Our model performed at levels that were generally within the range of normal human acuity for estimating slant from binocular vision, particularly at high slants. This showed that a biologically plausible model tuned only to orientation disparity could estimate surface slant with performance that is similar to that of human observers. While we cannot say for certain whether the visual system actually uses orientation disparity to estimate slant, the levels of Fisher information we measured did not eliminate it as a useful cue, and our results may be helpful for guiding future psychophysical and neurophysiological investigations. It is possible that better decoding schemes could extract more information from the simulated activity patterns and produce better overall performance. Also, our model used only single small image patches, and integrating over multiple image patches would produce further performance gains. The standard deviations we predicted from the estimated Fisher information are therefore not absolute bounds on slant estimation from orientation disparity, but any visual cortical mechanism tuned to orientation disparity could conceivably estimate slants at the levels we found and should show similar effects of slant, tilt, orientation content, and internal noise levels. We want to emphasize that orientation disparity is not a necessary or sufficient cue for slant estimation and that we are not proposing that the visual system uses it instead of position disparity. Instead, orientation disparity is just one of several cues for 3D orientation, including position disparity gradients and monocular perspective cues like aspect ratio and texture compression. The confound between position disparity and orientation disparity suggests that they may be two aspects of the same binocular cue, and combining them could result in better estimates of 3D orientation.

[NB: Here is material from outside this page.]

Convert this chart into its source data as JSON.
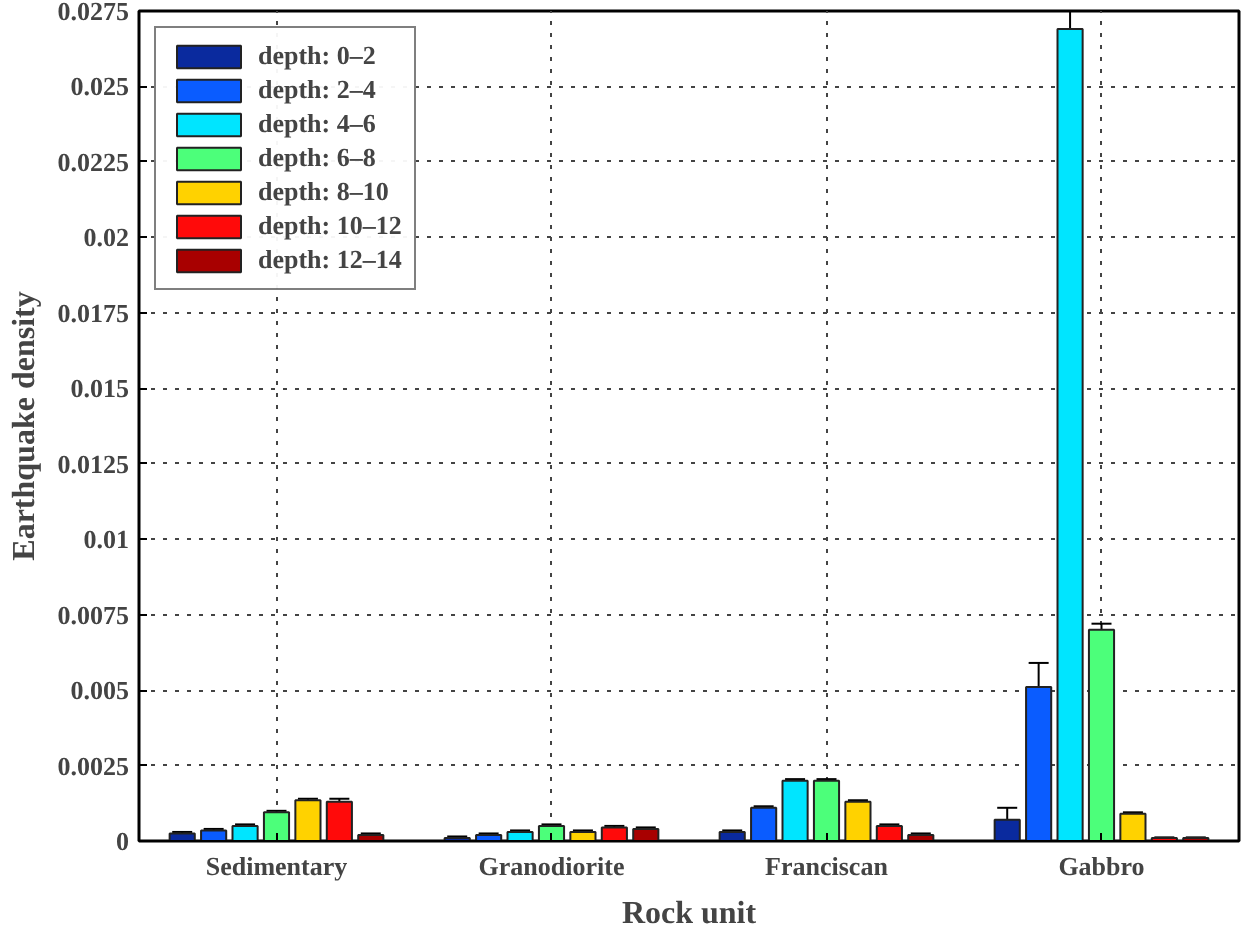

We acknowledge Alex Pouget, Jeff Beck, and others for helpful discussions regarding our analyses and the Center for Visual Science for the use of its computing cluster, without which this research would not have been possible. This research was supported by National Institutes of Health grant EY017939.
Since neurons cannot have negative firing rates, different cells must respond to opposite contrast polarities. A biologically plausible implementation of the squaring operation would be to half-wave-rectify the outputs of receptive fields with opposite preferred contrast polarities, sum them, and square them. Mathematically, our approach was equivalent.